Что собрались именно здесь, у Тони, было не только правильно, но и просто необходимо. Старики слышали все, что целый день исторгал из себя репродуктор в Надиной комнате; Ира с Мотей и Федор Федорович прослушали «Сообщение» на работе, а радио продолжало извергать жуткие слова, которые только Феденька мог бы разъяснить.

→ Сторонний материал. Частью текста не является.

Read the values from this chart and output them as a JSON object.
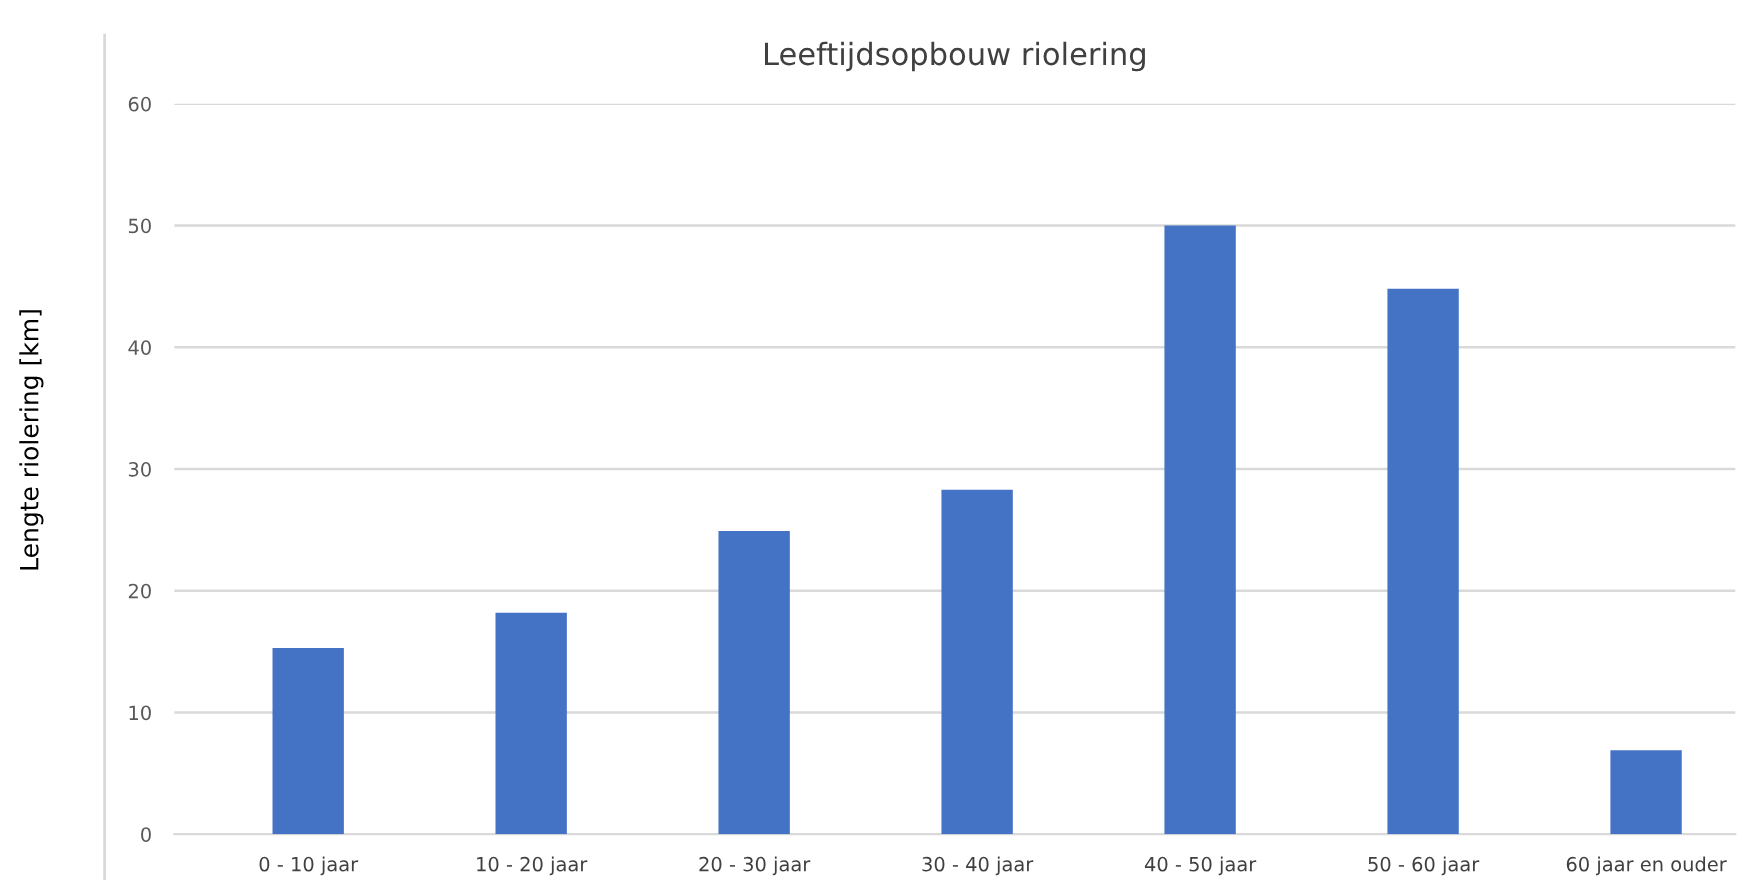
{
  "chart_data": {
    "type": "bar",
    "title": "Leeftijdsopbouw riolering",
    "ylabel": "Lengte riolering [km]",
    "categories": [
      "0 - 10 jaar",
      "10 - 20 jaar",
      "20 - 30 jaar",
      "30 - 40 jaar",
      "40 - 50 jaar",
      "50 - 60 jaar",
      "60 jaar en ouder"
    ],
    "values": [
      15.3,
      18.2,
      24.9,
      28.3,
      50.0,
      44.8,
      6.9
    ],
    "color": "#4472c4",
    "ylim": [
      0,
      60
    ],
    "yticks": [
      0,
      10,
      20,
      30,
      40,
      50,
      60
    ],
    "grid": "y",
    "legend": false
  }
}
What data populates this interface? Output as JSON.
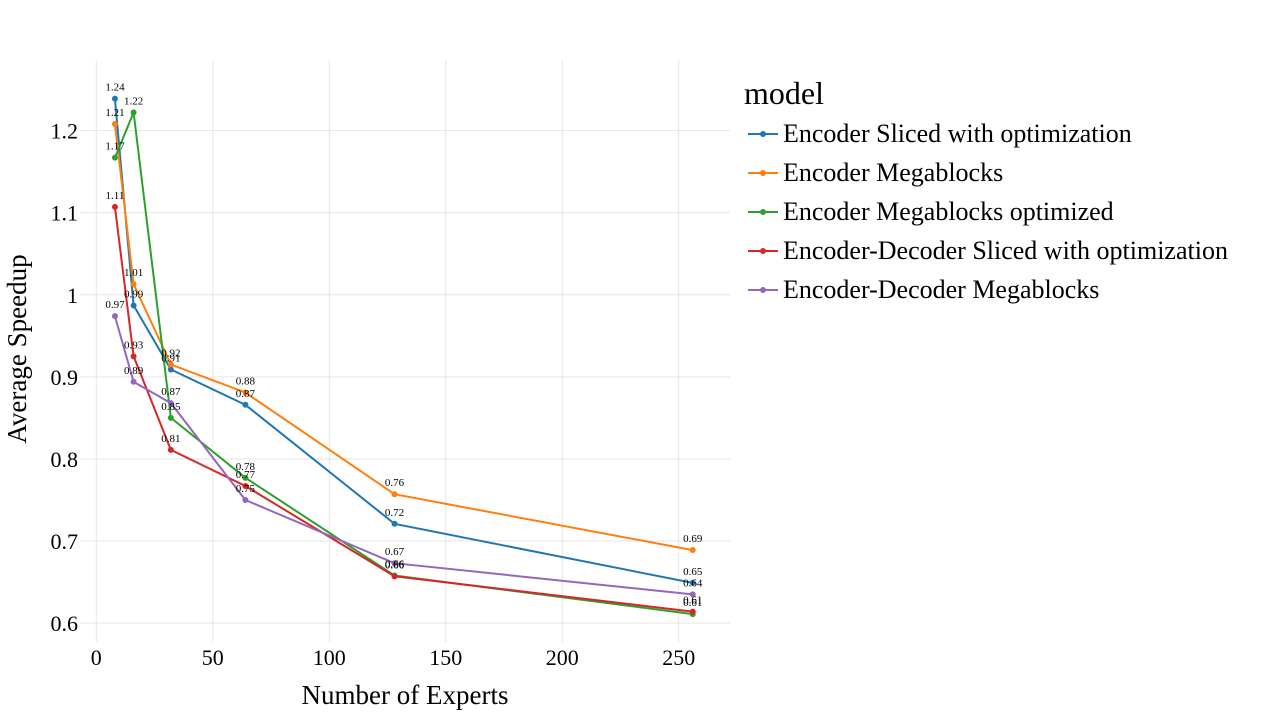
{
  "chart_data": {
    "type": "line",
    "xlabel": "Number of Experts",
    "ylabel": "Average Speedup",
    "xlim": [
      -7,
      272
    ],
    "ylim": [
      0.577,
      1.286
    ],
    "xticks": [
      0,
      50,
      100,
      150,
      200,
      250
    ],
    "yticks": [
      0.6,
      0.7,
      0.8,
      0.9,
      1,
      1.1,
      1.2
    ],
    "xtick_labels": [
      "0",
      "50",
      "100",
      "150",
      "200",
      "250"
    ],
    "ytick_labels": [
      "0.6",
      "0.7",
      "0.8",
      "0.9",
      "1",
      "1.1",
      "1.2"
    ],
    "grid": true,
    "legend_title": "model",
    "legend_position": "right",
    "x": [
      8,
      16,
      32,
      64,
      128,
      256
    ],
    "series": [
      {
        "name": "Encoder Sliced with optimization",
        "color": "#1f77b4",
        "values": [
          1.239,
          0.987,
          0.909,
          0.866,
          0.721,
          0.649
        ],
        "labels": [
          "1.24",
          "0.99",
          "0.91",
          "0.87",
          "0.72",
          "0.65"
        ]
      },
      {
        "name": "Encoder Megablocks",
        "color": "#ff7f0e",
        "values": [
          1.208,
          1.013,
          0.915,
          0.881,
          0.757,
          0.689
        ],
        "labels": [
          "1.21",
          "1.01",
          "0.92",
          "0.88",
          "0.76",
          "0.69"
        ]
      },
      {
        "name": "Encoder Megablocks optimized",
        "color": "#2ca02c",
        "values": [
          1.167,
          1.222,
          0.85,
          0.777,
          0.658,
          0.611
        ],
        "labels": [
          "1.17",
          "1.22",
          "0.85",
          "0.78",
          "0.66",
          "0.61"
        ]
      },
      {
        "name": "Encoder-Decoder Sliced with optimization",
        "color": "#d62728",
        "values": [
          1.107,
          0.925,
          0.811,
          0.767,
          0.657,
          0.614
        ],
        "labels": [
          "1.11",
          "0.93",
          "0.81",
          "0.77",
          "0.66",
          "0.61"
        ]
      },
      {
        "name": "Encoder-Decoder Megablocks",
        "color": "#9467bd",
        "values": [
          0.974,
          0.894,
          0.868,
          0.75,
          0.673,
          0.635
        ],
        "labels": [
          "0.97",
          "0.89",
          "0.87",
          "0.75",
          "0.67",
          "0.64"
        ]
      }
    ]
  }
}
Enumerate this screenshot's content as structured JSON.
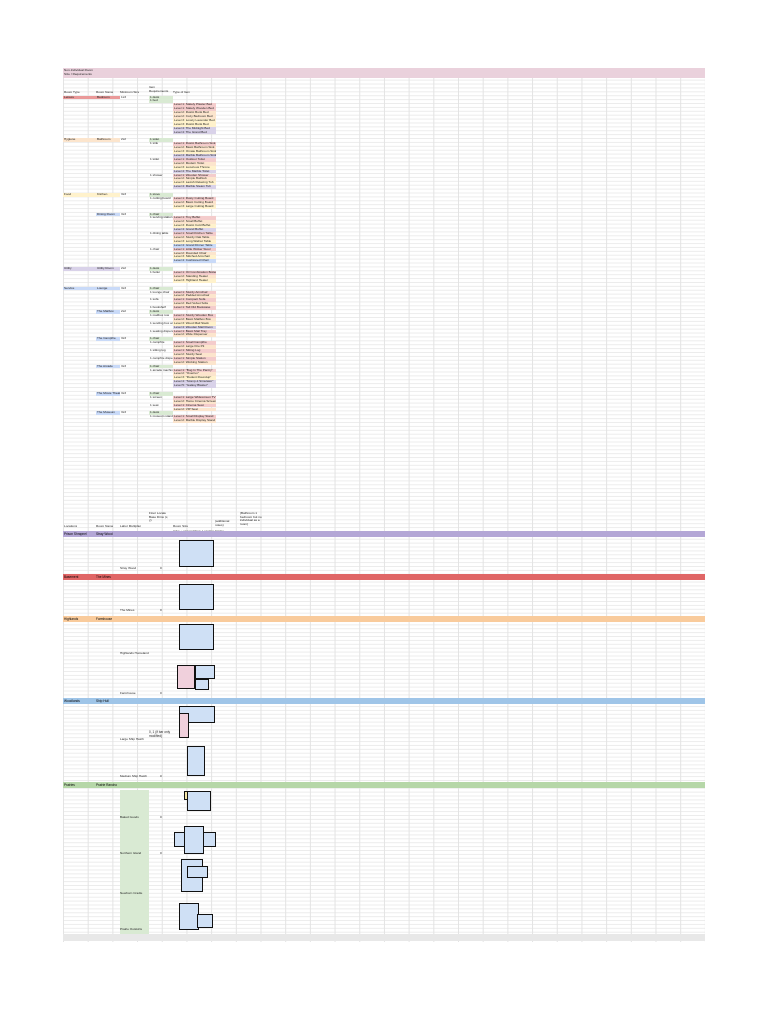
{
  "title_lines": [
    "Non-Individual Room",
    "Size / Requirements"
  ],
  "colors": {
    "title_bg": "#ead1dc",
    "pink": "#f4cccc",
    "salmon": "#ea9999",
    "orange": "#fce5cd",
    "yellow": "#fff2cc",
    "purple": "#d9d2e9",
    "blue": "#c9daf8",
    "green": "#d9ead3",
    "band_purple": "#b4a7d6",
    "band_red": "#e06666",
    "band_orange": "#f9cb9c",
    "band_blue": "#9fc5e8",
    "band_green": "#b6d7a8"
  },
  "headers": [
    "Room Type",
    "Room Name",
    "Minimum Size",
    "Item Requirements",
    "Type of Item"
  ],
  "rows": [
    {
      "room_type": "Leisure",
      "room_name": "Bedroom",
      "min_size": "1x3",
      "req": "1 desk",
      "item": "",
      "bg": "pink"
    },
    {
      "room_type": "",
      "room_name": "",
      "min_size": "",
      "req": "1 bed",
      "item": "",
      "bg": ""
    },
    {
      "room_type": "",
      "room_name": "",
      "min_size": "",
      "req": "",
      "item": "Level 1: Stately Plaster Bed",
      "bg": "pink"
    },
    {
      "room_type": "",
      "room_name": "",
      "min_size": "",
      "req": "",
      "item": "Level 1: Stately Wooden Bed",
      "bg": "pink"
    },
    {
      "room_type": "",
      "room_name": "",
      "min_size": "",
      "req": "",
      "item": "Level 2: Rustic Bunk Bed",
      "bg": "orange"
    },
    {
      "room_type": "",
      "room_name": "",
      "min_size": "",
      "req": "",
      "item": "Level 2: Cozy Bedroom Bed",
      "bg": "orange"
    },
    {
      "room_type": "",
      "room_name": "",
      "min_size": "",
      "req": "",
      "item": "Level 3: Lovely Lavender Bed",
      "bg": "yellow"
    },
    {
      "room_type": "",
      "room_name": "",
      "min_size": "",
      "req": "",
      "item": "Level 3: Rustic Bunk Bed",
      "bg": "yellow"
    },
    {
      "room_type": "",
      "room_name": "",
      "min_size": "",
      "req": "",
      "item": "Level 4: The Midnight Bed",
      "bg": "purple"
    },
    {
      "room_type": "",
      "room_name": "",
      "min_size": "",
      "req": "",
      "item": "Level 4: The Grand Bed",
      "bg": "purple"
    },
    {
      "room_type": "",
      "room_name": "",
      "min_size": "",
      "req": "",
      "item": "",
      "bg": ""
    },
    {
      "room_type": "Hygiene",
      "room_name": "Bathroom",
      "min_size": "2x2",
      "req": "1 toilet",
      "item": "",
      "bg": "orange"
    },
    {
      "room_type": "",
      "room_name": "",
      "min_size": "",
      "req": "1 sink",
      "item": "Level 1: Rustic Bathroom Sink",
      "bg": "pink"
    },
    {
      "room_type": "",
      "room_name": "",
      "min_size": "",
      "req": "",
      "item": "Level 2: Basic Bathroom Sink",
      "bg": "orange"
    },
    {
      "room_type": "",
      "room_name": "",
      "min_size": "",
      "req": "",
      "item": "Level 3: Ornate Bathroom Sink",
      "bg": "yellow"
    },
    {
      "room_type": "",
      "room_name": "",
      "min_size": "",
      "req": "",
      "item": "Level 4: Marble Bathroom Sink",
      "bg": "purple"
    },
    {
      "room_type": "",
      "room_name": "",
      "min_size": "",
      "req": "1 toilet",
      "item": "Level 1: Outdoor Toilet",
      "bg": "pink"
    },
    {
      "room_type": "",
      "room_name": "",
      "min_size": "",
      "req": "",
      "item": "Level 2: Modern Toilet",
      "bg": "orange"
    },
    {
      "room_type": "",
      "room_name": "",
      "min_size": "",
      "req": "",
      "item": "Level 3: Luxurious Throne",
      "bg": "yellow"
    },
    {
      "room_type": "",
      "room_name": "",
      "min_size": "",
      "req": "",
      "item": "Level 4: The Marble Toilet",
      "bg": "purple"
    },
    {
      "room_type": "",
      "room_name": "",
      "min_size": "",
      "req": "1 shower",
      "item": "Level 1: Wooden Shower",
      "bg": "pink"
    },
    {
      "room_type": "",
      "room_name": "",
      "min_size": "",
      "req": "",
      "item": "Level 2: Simple Bathtub",
      "bg": "orange"
    },
    {
      "room_type": "",
      "room_name": "",
      "min_size": "",
      "req": "",
      "item": "Level 3: Lavish Relaxing Tub",
      "bg": "yellow"
    },
    {
      "room_type": "",
      "room_name": "",
      "min_size": "",
      "req": "",
      "item": "Level 4: Marble Steam Tub",
      "bg": "purple"
    },
    {
      "room_type": "",
      "room_name": "",
      "min_size": "",
      "req": "",
      "item": "",
      "bg": ""
    },
    {
      "room_type": "Food",
      "room_name": "Kitchen",
      "min_size": "3x3",
      "req": "1 stove",
      "item": "",
      "bg": "yellow"
    },
    {
      "room_type": "",
      "room_name": "",
      "min_size": "",
      "req": "1 cutting board",
      "item": "Level 1: Rusty Cutting Board",
      "bg": "pink"
    },
    {
      "room_type": "",
      "room_name": "",
      "min_size": "",
      "req": "",
      "item": "Level 2: Basic Cutting Board",
      "bg": "orange"
    },
    {
      "room_type": "",
      "room_name": "",
      "min_size": "",
      "req": "",
      "item": "Level 3: Large Cutting Board",
      "bg": "yellow"
    },
    {
      "room_type": "",
      "room_name": "",
      "min_size": "",
      "req": "",
      "item": "",
      "bg": ""
    },
    {
      "room_type": "",
      "room_name": "Dining Room",
      "min_size": "3x3",
      "req": "1 chair",
      "item": "",
      "bg": "yellow"
    },
    {
      "room_type": "",
      "room_name": "",
      "min_size": "",
      "req": "1 serving station",
      "item": "Level 1: Tiny Buffet",
      "bg": "pink"
    },
    {
      "room_type": "",
      "room_name": "",
      "min_size": "",
      "req": "",
      "item": "Level 2: Small Buffet",
      "bg": "orange"
    },
    {
      "room_type": "",
      "room_name": "",
      "min_size": "",
      "req": "",
      "item": "Level 3: Rustic Cold Buffet",
      "bg": "yellow"
    },
    {
      "room_type": "",
      "room_name": "",
      "min_size": "",
      "req": "",
      "item": "Level 4: Grand Buffet",
      "bg": "purple"
    },
    {
      "room_type": "",
      "room_name": "",
      "min_size": "",
      "req": "1 dining table",
      "item": "Level 1: Small Kitchen Table",
      "bg": "pink"
    },
    {
      "room_type": "",
      "room_name": "",
      "min_size": "",
      "req": "",
      "item": "Level 2: Sturdy Oak Table",
      "bg": "orange"
    },
    {
      "room_type": "",
      "room_name": "",
      "min_size": "",
      "req": "",
      "item": "Level 3: Long Walnut Table",
      "bg": "yellow"
    },
    {
      "room_type": "",
      "room_name": "",
      "min_size": "",
      "req": "",
      "item": "Level 4: Grand Dinner Table",
      "bg": "blue"
    },
    {
      "room_type": "",
      "room_name": "",
      "min_size": "",
      "req": "1 chair",
      "item": "Level 1: Little Wicker Stool",
      "bg": "pink"
    },
    {
      "room_type": "",
      "room_name": "",
      "min_size": "",
      "req": "",
      "item": "Level 2: Rounded Chair",
      "bg": "orange"
    },
    {
      "room_type": "",
      "room_name": "",
      "min_size": "",
      "req": "",
      "item": "Level 3: Stitched Armchair",
      "bg": "yellow"
    },
    {
      "room_type": "",
      "room_name": "",
      "min_size": "",
      "req": "",
      "item": "Level 4: Cushioned Chair",
      "bg": "blue"
    },
    {
      "room_type": "",
      "room_name": "",
      "min_size": "",
      "req": "",
      "item": "",
      "bg": ""
    },
    {
      "room_type": "Utility",
      "room_name": "Utility Room",
      "min_size": "2x2",
      "req": "1 desk",
      "item": "",
      "bg": "purple"
    },
    {
      "room_type": "",
      "room_name": "",
      "min_size": "",
      "req": "1 boiler",
      "item": "Level 1: Oil Combination Boiler",
      "bg": "pink"
    },
    {
      "room_type": "",
      "room_name": "",
      "min_size": "",
      "req": "",
      "item": "Level 2: Standing Heater",
      "bg": "orange"
    },
    {
      "room_type": "",
      "room_name": "",
      "min_size": "",
      "req": "",
      "item": "Level 3: Highland Heater",
      "bg": "yellow"
    },
    {
      "room_type": "",
      "room_name": "",
      "min_size": "",
      "req": "",
      "item": "",
      "bg": ""
    },
    {
      "room_type": "Service",
      "room_name": "Lounge",
      "min_size": "3x3",
      "req": "1 chair",
      "item": "",
      "bg": "blue"
    },
    {
      "room_type": "",
      "room_name": "",
      "min_size": "",
      "req": "1 lounge chair",
      "item": "Level 1: Sturdy Armchair",
      "bg": "pink"
    },
    {
      "room_type": "",
      "room_name": "",
      "min_size": "",
      "req": "",
      "item": "Level 2: Padded Armchair",
      "bg": "orange"
    },
    {
      "room_type": "",
      "room_name": "",
      "min_size": "",
      "req": "1 sofa",
      "item": "Level 1: Compact Sofa",
      "bg": "pink"
    },
    {
      "room_type": "",
      "room_name": "",
      "min_size": "",
      "req": "",
      "item": "Level 2: Red Velvet Sofa",
      "bg": "orange"
    },
    {
      "room_type": "",
      "room_name": "",
      "min_size": "",
      "req": "1 bookshelf",
      "item": "Level 1: Tall Old Bookcase",
      "bg": "pink"
    },
    {
      "room_type": "",
      "room_name": "The Mailbox",
      "min_size": "2x2",
      "req": "1 desk",
      "item": "",
      "bg": "blue"
    },
    {
      "room_type": "",
      "room_name": "",
      "min_size": "",
      "req": "1 mailbox row",
      "item": "Level 1: Sturdy Wooden Box",
      "bg": "pink"
    },
    {
      "room_type": "",
      "room_name": "",
      "min_size": "",
      "req": "",
      "item": "Level 2: Basic Mailbox Box",
      "bg": "orange"
    },
    {
      "room_type": "",
      "room_name": "",
      "min_size": "",
      "req": "1 sending box area",
      "item": "Level 3: Wood Mail Stack",
      "bg": "yellow"
    },
    {
      "room_type": "",
      "room_name": "",
      "min_size": "",
      "req": "",
      "item": "Level 4: Wooden Mail Room",
      "bg": "purple"
    },
    {
      "room_type": "",
      "room_name": "",
      "min_size": "",
      "req": "1 seating dispenser",
      "item": "Level 1: Basic Mail Tray",
      "bg": "pink"
    },
    {
      "room_type": "",
      "room_name": "",
      "min_size": "",
      "req": "",
      "item": "Level 2: Wide Dispenser",
      "bg": "orange"
    },
    {
      "room_type": "",
      "room_name": "The Campfire",
      "min_size": "3x3",
      "req": "1 chair",
      "item": "",
      "bg": "blue"
    },
    {
      "room_type": "",
      "room_name": "",
      "min_size": "",
      "req": "1 campfire",
      "item": "Level 1: Small Campfire",
      "bg": "pink"
    },
    {
      "room_type": "",
      "room_name": "",
      "min_size": "",
      "req": "",
      "item": "Level 2: Large Fire Pit",
      "bg": "orange"
    },
    {
      "room_type": "",
      "room_name": "",
      "min_size": "",
      "req": "1 sitting log",
      "item": "Level 1: Sitting Log",
      "bg": "pink"
    },
    {
      "room_type": "",
      "room_name": "",
      "min_size": "",
      "req": "",
      "item": "Level 2: Sturdy Seat",
      "bg": "orange"
    },
    {
      "room_type": "",
      "room_name": "",
      "min_size": "",
      "req": "1 campfire dispenser",
      "item": "Level 1: Simple Station",
      "bg": "pink"
    },
    {
      "room_type": "",
      "room_name": "",
      "min_size": "",
      "req": "",
      "item": "Level 2: Working Station",
      "bg": "orange"
    },
    {
      "room_type": "",
      "room_name": "The Arcade",
      "min_size": "3x3",
      "req": "1 chair",
      "item": "",
      "bg": "blue"
    },
    {
      "room_type": "",
      "room_name": "",
      "min_size": "",
      "req": "1 arcade machine",
      "item": "Level 1: \"Bug In The Pantry\"",
      "bg": "pink"
    },
    {
      "room_type": "",
      "room_name": "",
      "min_size": "",
      "req": "",
      "item": "Level 2: \"Overrun\"",
      "bg": "orange"
    },
    {
      "room_type": "",
      "room_name": "",
      "min_size": "",
      "req": "",
      "item": "Level 3: \"Rodent Roundup\"",
      "bg": "yellow"
    },
    {
      "room_type": "",
      "room_name": "",
      "min_size": "",
      "req": "",
      "item": "Level 4: \"Stomp-it Simulator\"",
      "bg": "purple"
    },
    {
      "room_type": "",
      "room_name": "",
      "min_size": "",
      "req": "",
      "item": "Level 5: \"Galaxy Blaster\"",
      "bg": "purple"
    },
    {
      "room_type": "",
      "room_name": "",
      "min_size": "",
      "req": "",
      "item": "",
      "bg": ""
    },
    {
      "room_type": "",
      "room_name": "The Movie Theatre",
      "min_size": "3x3",
      "req": "1 chair",
      "item": "",
      "bg": "blue"
    },
    {
      "room_type": "",
      "room_name": "",
      "min_size": "",
      "req": "1 screen",
      "item": "Level 1: Large Widescreen TV",
      "bg": "pink"
    },
    {
      "room_type": "",
      "room_name": "",
      "min_size": "",
      "req": "",
      "item": "Level 2: Home Cinema Screen",
      "bg": "orange"
    },
    {
      "room_type": "",
      "room_name": "",
      "min_size": "",
      "req": "1 seat",
      "item": "Level 1: Cinema Seat",
      "bg": "pink"
    },
    {
      "room_type": "",
      "room_name": "",
      "min_size": "",
      "req": "",
      "item": "Level 2: VIP Seat",
      "bg": "orange"
    },
    {
      "room_type": "",
      "room_name": "The Museum",
      "min_size": "3x3",
      "req": "1 desk",
      "item": "",
      "bg": "blue"
    },
    {
      "room_type": "",
      "room_name": "",
      "min_size": "",
      "req": "1 museum stand",
      "item": "Level 1: Small Display Stand",
      "bg": "pink"
    },
    {
      "room_type": "",
      "room_name": "",
      "min_size": "",
      "req": "",
      "item": "Level 2: Marble Display Stand",
      "bg": "orange"
    }
  ],
  "lower_headers": [
    "Locations",
    "Room Name",
    "Labor Multiplier",
    "Floor Locale Base Dims (x, y)",
    "Room Size",
    "(additional notes)",
    "(Bathroom 1 bedroom but no individual as a room)"
  ],
  "locations": [
    {
      "name": "Prison Shrapnel",
      "room": "Stray Wood",
      "band": "band_purple",
      "caption": "Stray Wood",
      "mult": "0"
    },
    {
      "name": "Basement",
      "room": "The Mines",
      "band": "band_red",
      "caption": "The Mines",
      "mult": "0"
    },
    {
      "name": "Highlands",
      "room": "Farmhouse",
      "band": "band_orange",
      "caption": "Highlands Homeland",
      "mult": "0",
      "caption2": "Farmhouse",
      "mult2": "0"
    },
    {
      "name": "Woodlands",
      "room": "Ship Hull",
      "band": "band_blue",
      "caption": "Large Ship Hatch",
      "mult": "0, 1 (if bar only modified)",
      "caption2": "Medium Ship Hatch",
      "mult2": "0"
    },
    {
      "name": "Prairies",
      "room": "Prairie Rancho",
      "band": "band_green",
      "captions": [
        "Baked Goods",
        "Northern Island",
        "Newborn Cradle",
        "Prairie Outskirts"
      ],
      "mults": [
        "0",
        "0",
        "",
        ""
      ]
    }
  ],
  "room_note": "(plus + space) Dims: Location Grid to Room X"
}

Зять пришел самым последним, ибо уйти с принудительного стихийно-добровольного митинга было невозможно. Первое, что он сделал — это выдернул шнур из розетки, и чеканный обличительный голос смолк — в одной, отдельно взятой квартире. Он вымыл руки — провод еще покачивался укоризненно — и вернулся в столовую. Отогнул манжеты, налил себе рюмку кагору, но не выпил, а сидел и тер щеку. Замерз, догадалась старуха; крещенский мороз не шутка. Лицо у Феди было усталое, и она впервые увидела, что он не молод, а под глазами оплыли воспаленные мешки.
— Ты мне скажи, — она требовательно повернулась к зятю, — это что же за бздуры такие, кто кого там был отравивши?
Федор Федорович посмотрел на детей, улегшихся прямо на паркет перед елкой, твердо встретил тревожные взгляды и произнес:
— С Новым годом!
14
В Крещенский сочельник мамыньке привиделся скверный сон. Перед этим отстояли вечернюю службу в моленной и домой пришли сильно замерзшие, даже чашку с чаем трудно было держать — красные, распухшие пальцы слушались плохо. Слава Богу, дома было тепло. Окна покрылись махровым инеем, но двойные рамы, заботливо проложенные длинной ватной колбасой, мороз не пускали. И лампадки горели, и перина была взбита хоть куда, а привиделось такое, что лучше бы и не ложилась вовсе.